The other day my daughter came to me quite concerned about her future. At seventeen she was on the cusp of completing her high school education and dreaming about the next phase of her life, which may or may not include marriage. Her concern was that the man she may one day marry might not have had the same values and upbringing that she had enjoyed. I was startled at her concerns and yet immensely proud at her thinking process. She realised that she had inherited something beautiful, good, valuable, and that she was neither ready nor willing to surrender it. 

What was this inheritance? It was the value of a deep and real faith, hope and love rooted in relationship with the God of all creation, received by grace through faith in Jesus Christ who proclaimed that reconciliation to the Father (and, as a result, to others) was only possible through Him. This relationship had transformed her very being and was reflected in all aspects of her character, attitudes, actions and life choices, including that of marriage.

As a married father of three daughters, I have deliberately raised them to know and follow God wherever and however they choose to live. Contrary to popular thinking in this post-truth society, I believe that as a clear-thinking, level-headed father who has chosen a life of surrender to love (as revealed through Jesus), it is my responsibility to equip and release my daughters into the world secure in my love, and clear on their identities and destinies. I know that every father’s effect on his children—for good or evil—has lasting impact.

Children raised by such loving fathers will be confident children knowing who they are and where they are going. They will experience great success, usually becoming natural leaders. This is the kind of woman I unapologetically raised.

Returning to my daughter’s concern. Given how the world is going, it is increasingly unlikely that my daughter will commit to a man with a similar upbringing. It is in response to this question that I write this book which started as a simple letter to my future son. My hope is that many lives and marriages may be encouraged, guided, perhaps even transformed by its stories and principles. 

Generally guys struggle to articulate their thoughts and even fewer keep a journal. Journaling is a learned skill that keeps you focused of your mission. I have incorporated blank pages so that you can write down your thoughts as you grapple with the text. There will be questions and exercises to help you with the various tasks that you will encounter along the journey. Don’t be afraid to write in the book. Underline and highlight portions of it as you feel it relates to you. This is not a textbook; it’s your personalised field guide, and it should include your own story. 

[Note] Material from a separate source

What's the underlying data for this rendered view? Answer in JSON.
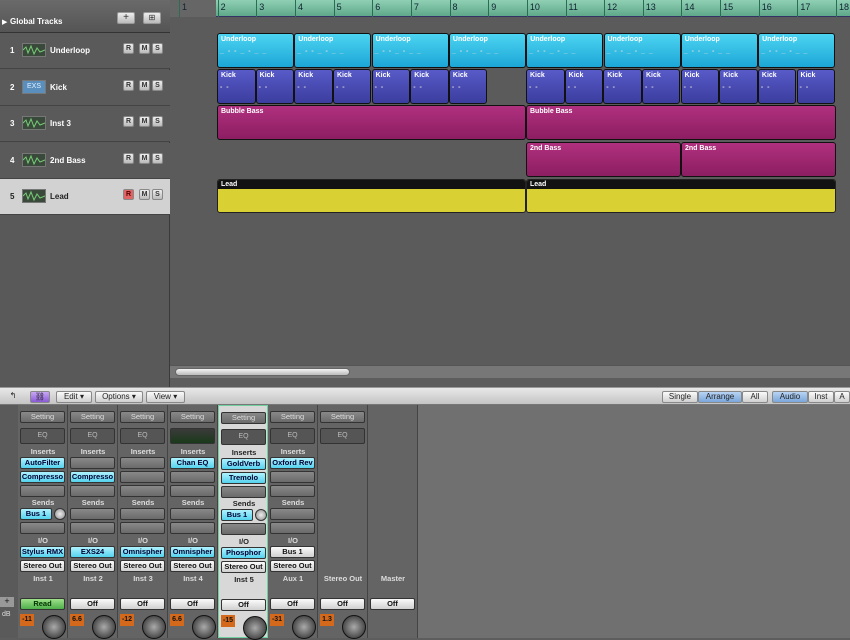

Finally it is important to state that whilst this book is intended for universal application I have chosen to present it from the principles and perspectives rooted in the Bible. Reasons for this is two-fold. My experiences are unique and whilst may be helpful, they remain subjective. Presenting relationships through the lens of scripture helps us to view these ancient principles more objectively. Second, by choosing a life partner in ‘marriage’ automatically assumes the position of a union ordained by God and so it would make sense to help us understand these marriage objectives through its original intent. 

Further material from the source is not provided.